To advertise that our 4G networks are still using 3G technologies for key services such as video calls might not be a good thing? And what of our advertising standards and the need for a disclaimer saying that the Australian mobile cellular networks actually use a combination of 3G and 4G technologies?

The 4G IP Multimedia Subsystem (IMS) multimedia telephony service that was meant to replace 3G telephony and video calls has largely not been adopted by Australian telcos despite being available for more than five years. The cost of introduction, the need to maintain margins and - until very recently - the very small data allowances provided to customers all conspired against 4G IMS video calls.

But finally the shift away from 3G voice and video calls to an IP based telephony technology is likely to occur soon with OptusVodafone and Telstra carrying out trials of the new voice over LTE (VoLTE) technology.

But the likely introduction of VoLTE in 2016 does not guarantee that videotelephony will become the norm on our mobile cellular networks.

Mobile customers are steadily becoming familiar with over-the-top (OTT) video call providers such as Skype and Apple's Facetime. A Skype video call uses, according to Skype, between 24-128 kbps depending on call connection quality. What this means is that two hundred two minute high quality Skype calls would use about 750 MB of data (upstream and downstream).

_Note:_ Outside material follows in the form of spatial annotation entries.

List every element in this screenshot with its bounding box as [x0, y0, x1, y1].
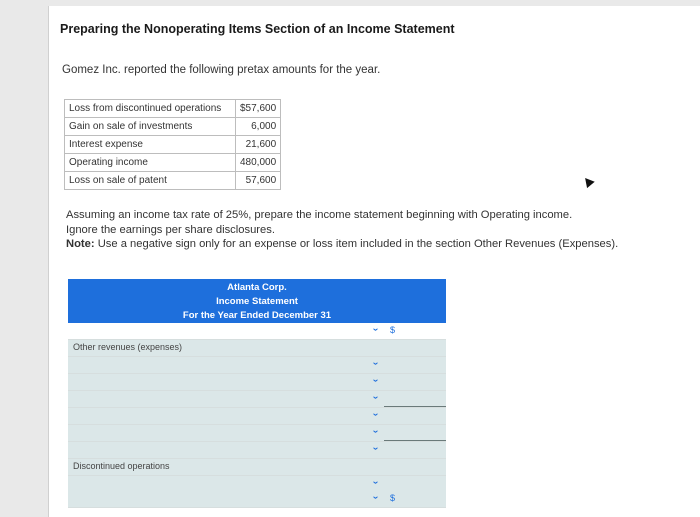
chevron-down-icon[interactable]: › — [370, 495, 382, 500]
table-row — [65, 136, 281, 154]
statement-header — [68, 279, 446, 323]
discontinued-operations-label: Discontinued operations — [73, 461, 170, 471]
table-row — [65, 118, 281, 136]
item-label: Loss from discontinued operations — [65, 100, 236, 118]
chevron-down-icon[interactable]: › — [370, 412, 382, 417]
statement-row[interactable] — [68, 425, 446, 442]
chevron-down-icon[interactable]: › — [370, 480, 382, 485]
dollar-sign: $ — [390, 493, 396, 503]
statement-row — [68, 459, 446, 476]
dollar-sign: $ — [390, 325, 396, 335]
other-revenues-label: Other revenues (expenses) — [73, 342, 183, 352]
note-text: Use a negative sign only for an expense or loss item included in the section Other Revenues (Expenses). — [94, 238, 619, 250]
instruction-line: Ignore the earnings per share disclosures. — [66, 223, 275, 236]
instructions — [66, 208, 656, 252]
item-amount: 480,000 — [236, 154, 281, 172]
amount-input[interactable] — [384, 425, 446, 441]
chevron-down-icon[interactable]: › — [370, 429, 382, 434]
statement-period: For the Year Ended December 31 — [182, 310, 332, 321]
statement-row[interactable] — [68, 491, 446, 508]
chevron-down-icon[interactable]: › — [370, 361, 382, 366]
amount-input[interactable] — [384, 391, 446, 407]
statement-row[interactable] — [68, 374, 446, 391]
company-name: Atlanta Corp. — [227, 282, 287, 293]
chevron-down-icon[interactable]: › — [370, 446, 382, 451]
chevron-down-icon[interactable]: › — [370, 327, 382, 332]
given-amounts-table — [64, 99, 281, 190]
item-label: Loss on sale of patent — [65, 172, 236, 190]
statement-row[interactable] — [68, 408, 446, 425]
statement-row — [68, 323, 446, 340]
chevron-down-icon[interactable]: › — [370, 395, 382, 400]
item-amount: $57,600 — [236, 100, 281, 118]
statement-row[interactable] — [68, 442, 446, 459]
item-amount: 57,600 — [236, 172, 281, 190]
item-amount: 21,600 — [236, 136, 281, 154]
item-label: Operating income — [65, 154, 236, 172]
item-label: Gain on sale of investments — [65, 118, 236, 136]
chevron-down-icon[interactable]: › — [370, 378, 382, 383]
statement-row[interactable] — [68, 391, 446, 408]
note-line — [66, 237, 656, 252]
item-amount: 6,000 — [236, 118, 281, 136]
page-title: Preparing the Nonoperating Items Section of an Income Statement — [60, 22, 455, 36]
item-label: Interest expense — [65, 136, 236, 154]
income-statement-form — [68, 279, 446, 507]
table-row — [65, 100, 281, 118]
intro-text: Gomez Inc. reported the following pretax amounts for the year. — [62, 64, 381, 76]
table-row — [65, 172, 281, 190]
amount-input[interactable] — [384, 476, 446, 492]
table-row — [65, 154, 281, 172]
statement-name: Income Statement — [216, 296, 298, 307]
instruction-line: Assuming an income tax rate of 25%, prepare the income statement beginning with Operating income. — [66, 209, 573, 221]
statement-row[interactable] — [68, 357, 446, 374]
statement-row — [68, 340, 446, 357]
note-label: Note: — [66, 238, 95, 250]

Consider a typical mobile $65 per month plan that includes $500 worth of calls and 1.5 GB of data. A video call will cost about $1.40 for the first minute and the cost of a standard two minute video call is about $2.40 meaning that a customer can make about 200 two minute video calls before extra charges are incurred.

But the $65 plan data allowance is only sufficient to support the highly compressed poor quality postage stamp size video calls possible today with OTT providers such as Skype, so herein lies the problem. The use of higher quality video calls that use 300 kbps per second or higher would chew through a customer’s data allowance at an alarming rate.

The growth in mobile video calling has been steady with Juniper Research recently reporting that by 2017 there would be more than 160 million regular video callers which is a 400 per cent increase over the 40 million today.

But for Australians to enjoy regular video calling with high quality video there needs to be greater vision (pun intended) from the government and the telecommunications industry.

The NBN and mobile networks need to be built with greater capacity and the capability to support mass video calls because video calls should not remain in the realm of science fiction.

With improved video quality, network capacity and connection speeds more Australian’s will make video calls and the cost of a video call should become cheaper. The failure of the telecommunications industry to provide reasonable low cost access to video telephony are symptomatic of the industry’s underlying inability to provide Australians with 21st century telecommunications networks.